Note that this mode should not be used for production, as it does not persist configuration state and does not support any distributed runtimes.

Locally

Arroyo can easily be run locally as well. Currently Linux and MacOS are well supported as development environments.

To run Arroyo locally follow the dev setup instructions to get set up your environment.

In production

Arroyo supports several deployment targets for production use, including full support for Kubernetes. See the deployment docs for more information.

Metrics

The metrics exposed in the UI rely on Prometheus and the Prometheus pushgateway. You will need to run these services and configure prometheus to read from the push gateway.

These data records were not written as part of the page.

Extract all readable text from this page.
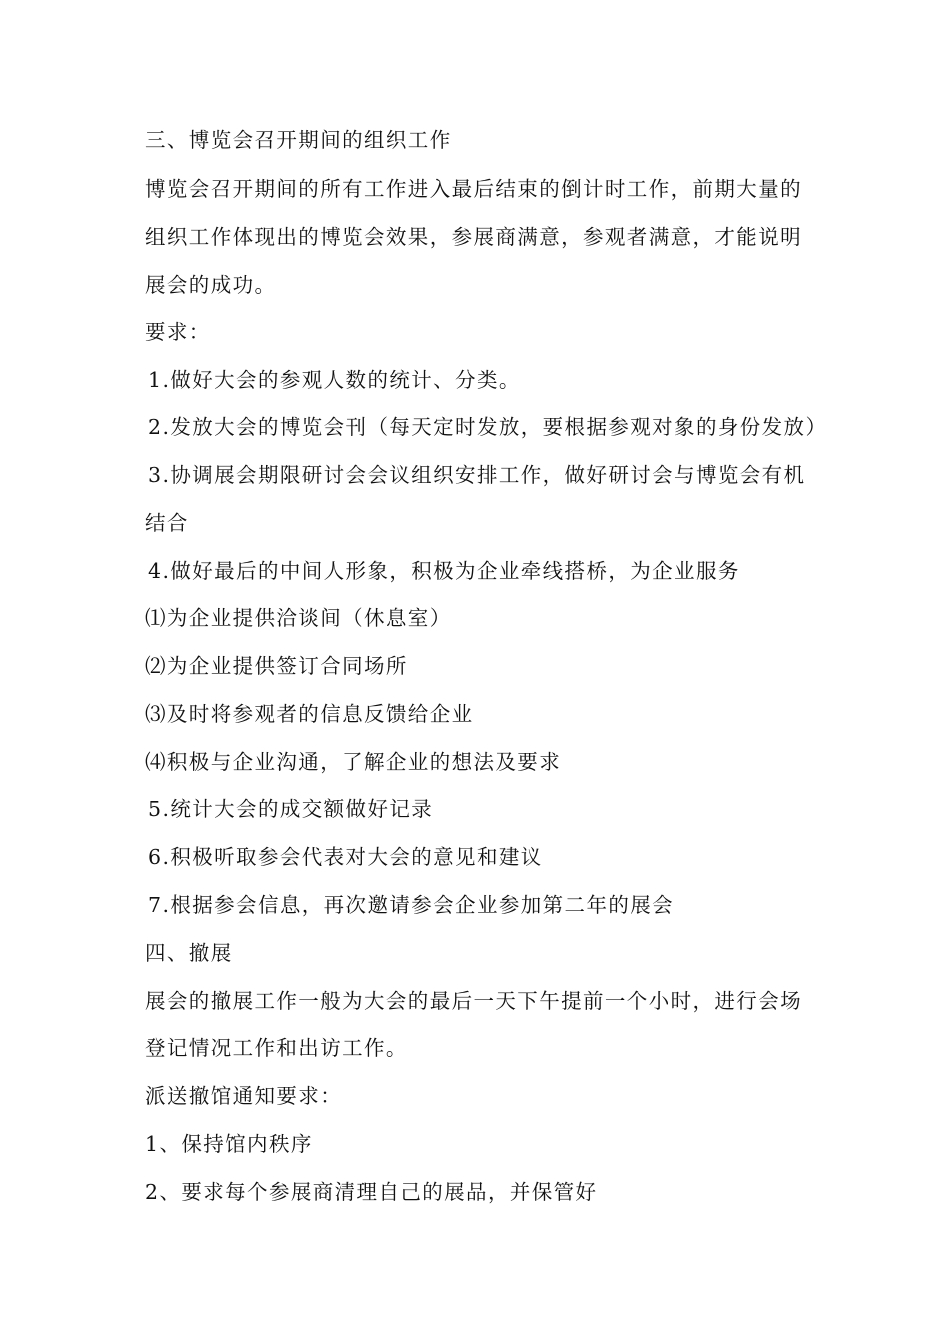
三、博览会召开期间的组织工作
博览会召开期间的所有工作进入最后结束的倒计时工作，前期大量的
组织工作体现出的博览会效果，参展商满意，参观者满意，才能说明
展会的成功。
要求：
1.做好大会的参观人数的统计、分类。
2.发放大会的博览会刊（每天定时发放，要根据参观对象的身份发放）
3.协调展会期限研讨会会议组织安排工作，做好研讨会与博览会有机
结合
4.做好最后的中间人形象，积极为企业牵线搭桥，为企业服务
⑴为企业提供洽谈间（休息室）
⑵为企业提供签订合同场所
⑶及时将参观者的信息反馈给企业
⑷积极与企业沟通，了解企业的想法及要求
5.统计大会的成交额做好记录
6.积极听取参会代表对大会的意见和建议
7.根据参会信息，再次邀请参会企业参加第二年的展会
四、撤展
展会的撤展工作一般为大会的最后一天下午提前一个小时，进行会场
登记情况工作和出访工作。
派送撤馆通知要求：
1、保持馆内秩序
2、要求每个参展商清理自己的展品，并保管好
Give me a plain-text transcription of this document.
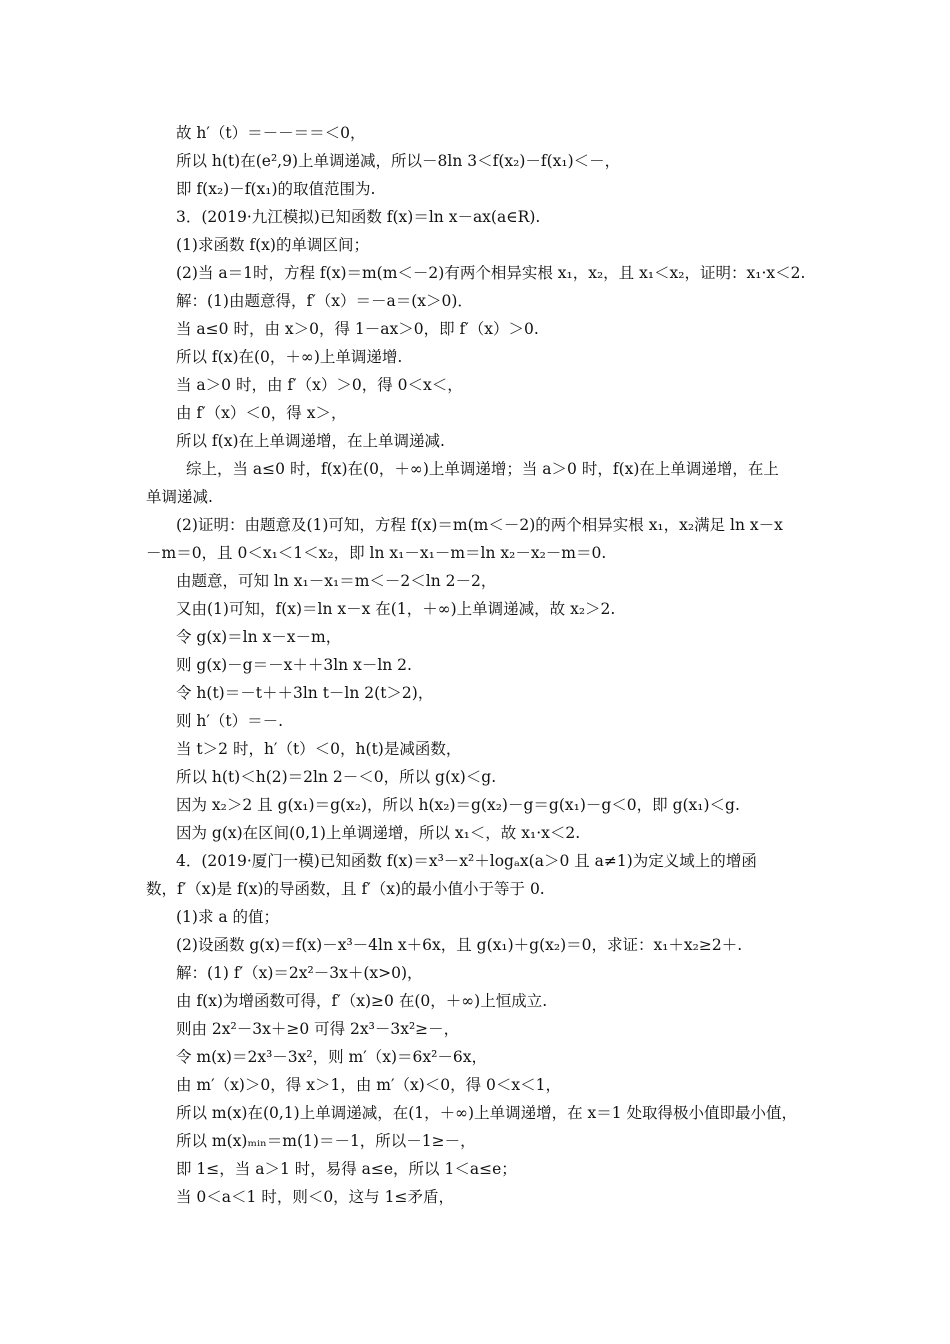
故 h′（t）＝－－＝＝＜0，
所以 h(t)在(e²,9)上单调递减，所以－8ln 3＜f(x₂)－f(x₁)＜－，
即 f(x₂)－f(x₁)的取值范围为.
3．(2019·九江模拟)已知函数 f(x)＝ln x－ax(a∈R).
(1)求函数 f(x)的单调区间；
(2)当 a＝1时，方程 f(x)＝m(m＜－2)有两个相异实根 x₁，x₂，且 x₁＜x₂，证明：x₁·x＜2.
解：(1)由题意得，f′（x）＝－a＝(x＞0)．
当 a≤0 时，由 x＞0，得 1－ax＞0，即 f′（x）＞0.
所以 f(x)在(0，＋∞)上单调递增.
当 a＞0 时，由 f′（x）＞0，得 0＜x＜，
由 f′（x）＜0，得 x＞，
所以 f(x)在上单调递增，在上单调递减.
综上，当 a≤0 时，f(x)在(0，＋∞)上单调递增；当 a＞0 时，f(x)在上单调递增，在上
单调递减.
(2)证明：由题意及(1)可知，方程 f(x)＝m(m＜－2)的两个相异实根 x₁，x₂满足 ln x－x
－m＝0，且 0＜x₁＜1＜x₂，即 ln x₁－x₁－m＝ln x₂－x₂－m＝0.
由题意，可知 ln x₁－x₁＝m＜－2＜ln 2－2，
又由(1)可知，f(x)＝ln x－x 在(1，＋∞)上单调递减，故 x₂＞2.
令 g(x)＝ln x－x－m，
则 g(x)－g＝－x＋＋3ln x－ln 2.
令 h(t)＝－t＋＋3ln t－ln 2(t＞2)，
则 h′（t）＝－.
当 t＞2 时，h′（t）＜0，h(t)是减函数，
所以 h(t)＜h(2)＝2ln 2－＜0，所以 g(x)＜g.
因为 x₂＞2 且 g(x₁)＝g(x₂)，所以 h(x₂)＝g(x₂)－g＝g(x₁)－g＜0，即 g(x₁)＜g.
因为 g(x)在区间(0,1)上单调递增，所以 x₁＜，故 x₁·x＜2.
4．(2019·厦门一模)已知函数 f(x)＝x³－x²＋logₐx(a＞0 且 a≠1)为定义域上的增函
数，f′（x)是 f(x)的导函数，且 f′（x)的最小值小于等于 0.
(1)求 a 的值；
(2)设函数 g(x)＝f(x)－x³－4ln x＋6x，且 g(x₁)＋g(x₂)＝0，求证：x₁＋x₂≥2＋.
解：(1) f′（x)＝2x²－3x＋(x>0)，
由 f(x)为增函数可得，f′（x)≥0 在(0，＋∞)上恒成立.
则由 2x²－3x＋≥0 可得 2x³－3x²≥－，
令 m(x)＝2x³－3x²，则 m′（x)＝6x²－6x，
由 m′（x)＞0，得 x＞1，由 m′（x)＜0，得 0＜x＜1，
所以 m(x)在(0,1)上单调递减，在(1，＋∞)上单调递增，在 x＝1 处取得极小值即最小值，
所以 m(x)ₘᵢₙ＝m(1)＝－1，所以－1≥－，
即 1≤，当 a＞1 时，易得 a≤e，所以 1＜a≤e；
当 0＜a＜1 时，则＜0，这与 1≤矛盾，
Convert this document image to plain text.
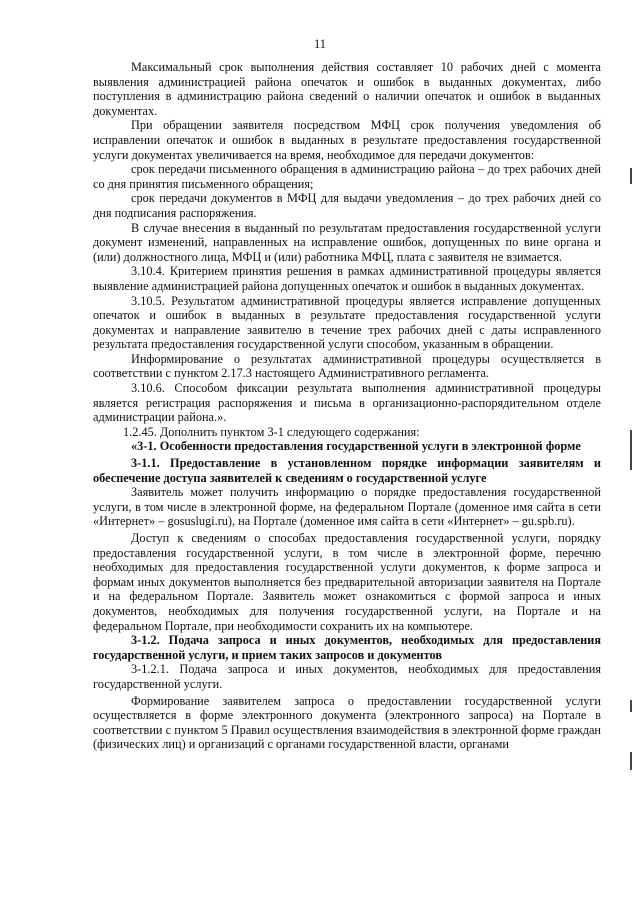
11

Максимальный срок выполнения действия составляет 10 рабочих дней с момента выявления администрацией района опечаток и ошибок в выданных документах, либо поступления в администрацию района сведений о наличии опечаток и ошибок в выданных документах.

При обращении заявителя посредством МФЦ срок получения уведомления об исправлении опечаток и ошибок в выданных в результате предоставления государственной услуги документах увеличивается на время, необходимое для передачи документов:

срок передачи письменного обращения в администрацию района – до трех рабочих дней со дня принятия письменного обращения;

срок передачи документов в МФЦ для выдачи уведомления – до трех рабочих дней со дня подписания распоряжения.

В случае внесения в выданный по результатам предоставления государственной услуги документ изменений, направленных на исправление ошибок, допущенных по вине органа и (или) должностного лица, МФЦ и (или) работника МФЦ, плата с заявителя не взимается.

3.10.4. Критерием принятия решения в рамках административной процедуры является выявление администрацией района допущенных опечаток и ошибок в выданных документах.

3.10.5. Результатом административной процедуры является исправление допущенных опечаток и ошибок в выданных в результате предоставления государственной услуги документах и направление заявителю в течение трех рабочих дней с даты исправленного результата предоставления государственной услуги способом, указанным в обращении.

Информирование о результатах административной процедуры осуществляется в соответствии с пунктом 2.17.3 настоящего Административного регламента.

3.10.6. Способом фиксации результата выполнения административной процедуры является регистрация распоряжения и письма в организационно-распорядительном отделе администрации района.».

1.2.45. Дополнить пунктом 3-1 следующего содержания:

«3-1. Особенности предоставления государственной услуги в электронной форме

3-1.1. Предоставление в установленном порядке информации заявителям и обеспечение доступа заявителей к сведениям о государственной услуге

Заявитель может получить информацию о порядке предоставления государственной услуги, в том числе в электронной форме, на федеральном Портале (доменное имя сайта в сети «Интернет» – gosuslugi.ru), на Портале (доменное имя сайта в сети «Интернет» – gu.spb.ru).

Доступ к сведениям о способах предоставления государственной услуги, порядку предоставления государственной услуги, в том числе в электронной форме, перечню необходимых для предоставления государственной услуги документов, к форме запроса и формам иных документов выполняется без предварительной авторизации заявителя на Портале и на федеральном Портале. Заявитель может ознакомиться с формой запроса и иных документов, необходимых для получения государственной услуги, на Портале и на федеральном Портале, при необходимости сохранить их на компьютере.

3-1.2. Подача запроса и иных документов, необходимых для предоставления государственной услуги, и прием таких запросов и документов

3-1.2.1. Подача запроса и иных документов, необходимых для предоставления государственной услуги.

Формирование заявителем запроса о предоставлении государственной услуги осуществляется в форме электронного документа (электронного запроса) на Портале в соответствии с пунктом 5 Правил осуществления взаимодействия в электронной форме граждан (физических лиц) и организаций с органами государственной власти, органами
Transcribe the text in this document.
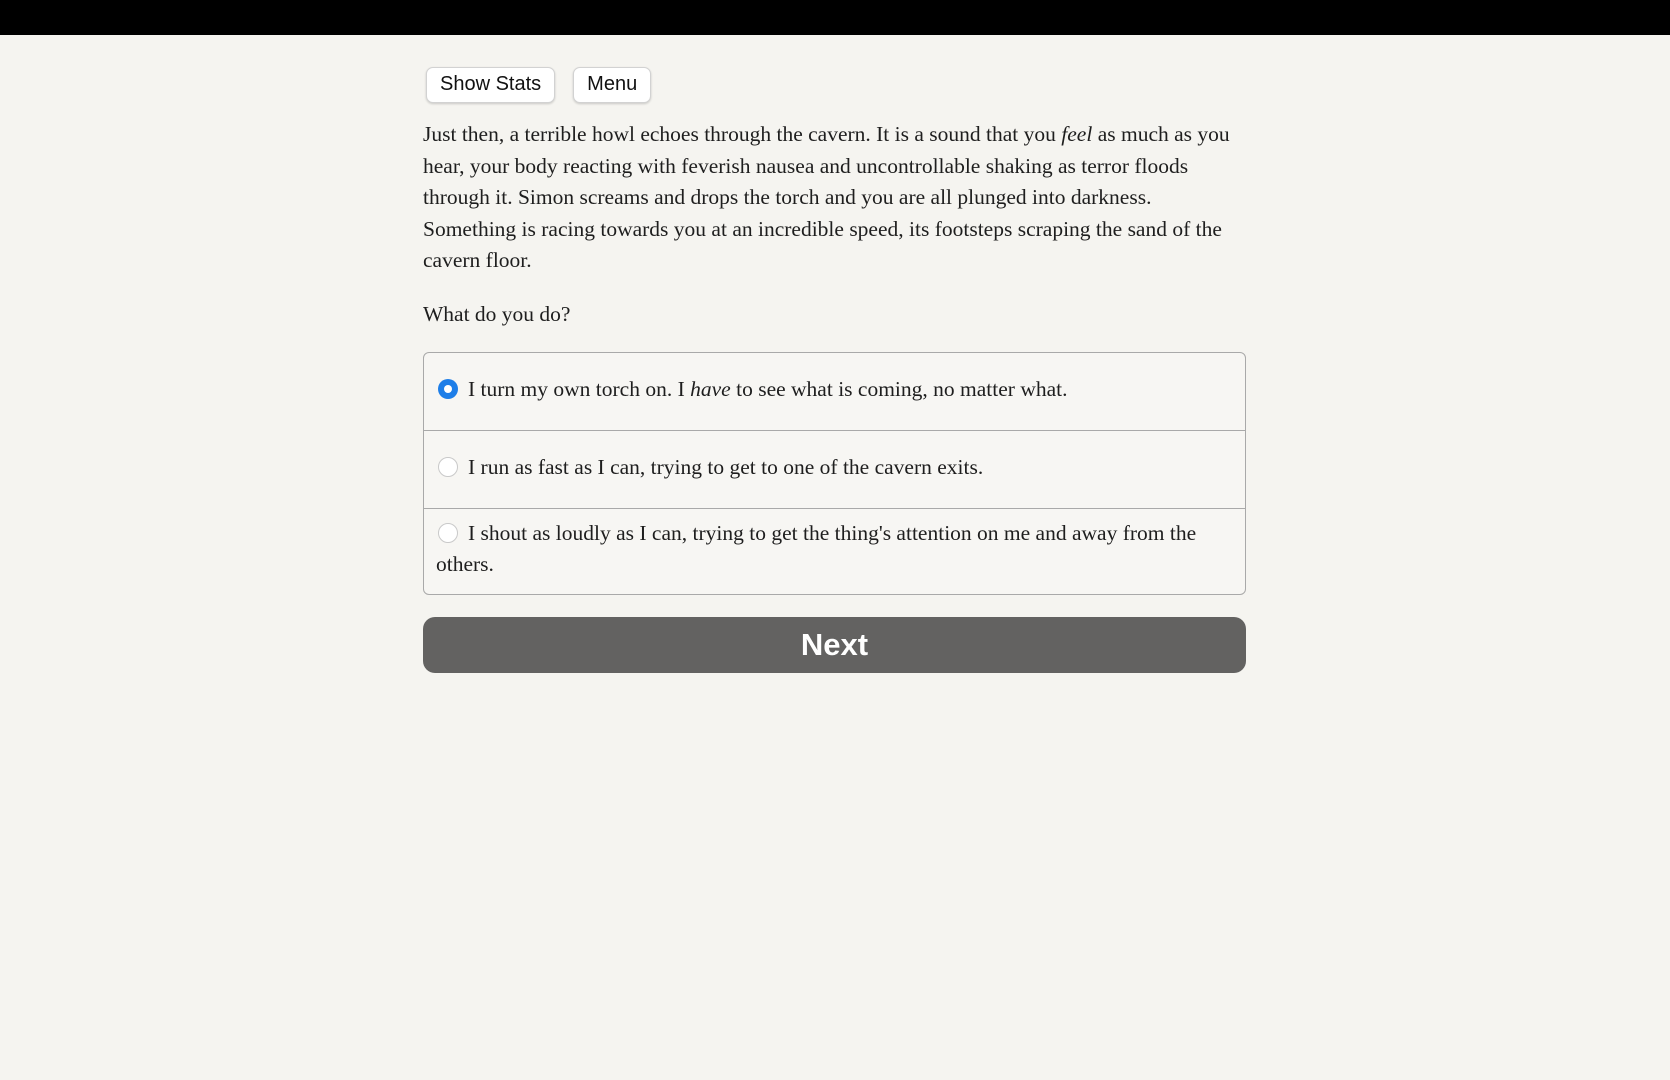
Show Stats	Menu

Just then, a terrible howl echoes through the cavern. It is a sound that you feel as much as you hear, your body reacting with feverish nausea and uncontrollable shaking as terror floods through it. Simon screams and drops the torch and you are all plunged into darkness. Something is racing towards you at an incredible speed, its footsteps scraping the sand of the cavern floor.

What do you do?
I turn my own torch on. I have to see what is coming, no matter what.
I run as fast as I can, trying to get to one of the cavern exits.
I shout as loudly as I can, trying to get the thing's attention on me and away from the others.
Next
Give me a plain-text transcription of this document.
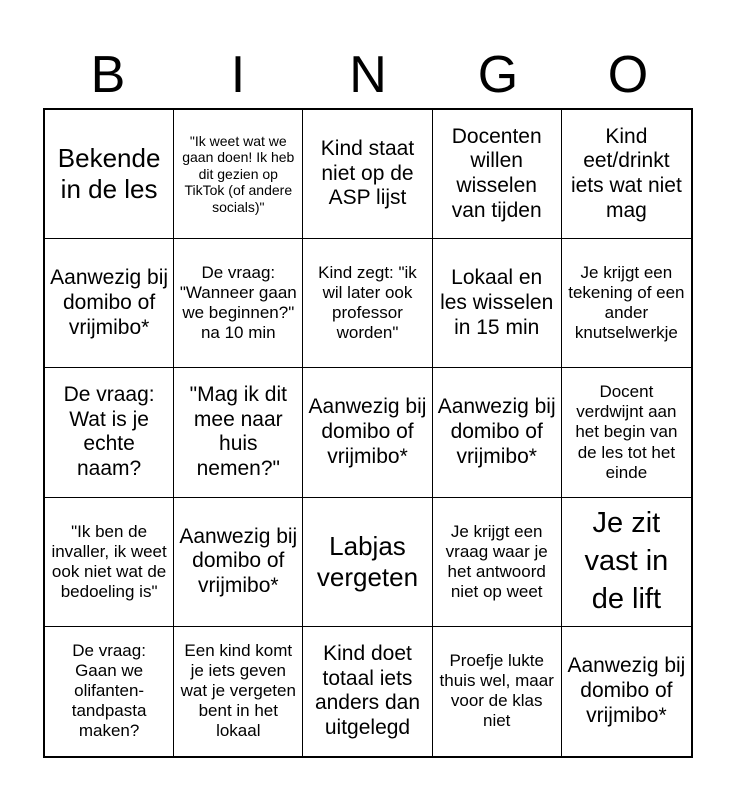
B	I	N	G	O
Bekende in de les
"Ik weet wat we gaan doen! Ik heb dit gezien op TikTok (of andere socials)"
Kind staat niet op de ASP lijst
Docenten willen wisselen van tijden
Kind eet/drinkt iets wat niet mag
Aanwezig bij domibo of vrijmibo*
De vraag: "Wanneer gaan we beginnen?" na 10 min
Kind zegt: "ik wil later ook professor worden"
Lokaal en les wisselen in 15 min
Je krijgt een tekening of een ander knutselwerkje
De vraag: Wat is je echte naam?
"Mag ik dit mee naar huis nemen?"
Aanwezig bij domibo of vrijmibo*
Aanwezig bij domibo of vrijmibo*
Docent verdwijnt aan het begin van de les tot het einde
"Ik ben de invaller, ik weet ook niet wat de bedoeling is"
Aanwezig bij domibo of vrijmibo*
Labjas vergeten
Je krijgt een vraag waar je het antwoord niet op weet
Je zit vast in de lift
De vraag: Gaan we olifanten-tandpasta maken?
Een kind komt je iets geven wat je vergeten bent in het lokaal
Kind doet totaal iets anders dan uitgelegd
Proefje lukte thuis wel, maar voor de klas niet
Aanwezig bij domibo of vrijmibo*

Download prometheus and pushgateway for your platform from https://prometheus.io/download/. Then, create a prometheus.yml file that looks like this:

global:
  scrape_interval: 5s
scrape_configs:
  - job_name: pushgateway
    static_configs:
      - targets: ['localhost:9091']

Finally, start both prometheus and the pushgateway:

$ ./pushgateway
$ ./prometheus --config.file=prometheus.yml

Next steps

Now you’re ready to start building your first Arroyo pipeline! Check out the tutorial to get started.

Telemetry

By default, Arroyo collects limited and anonymous usage data to help us understand how the system is being used and to help prioritize future development.

You can opt out of telemetry by setting DISABLE_TELEMETRY=true when running Arroyo services.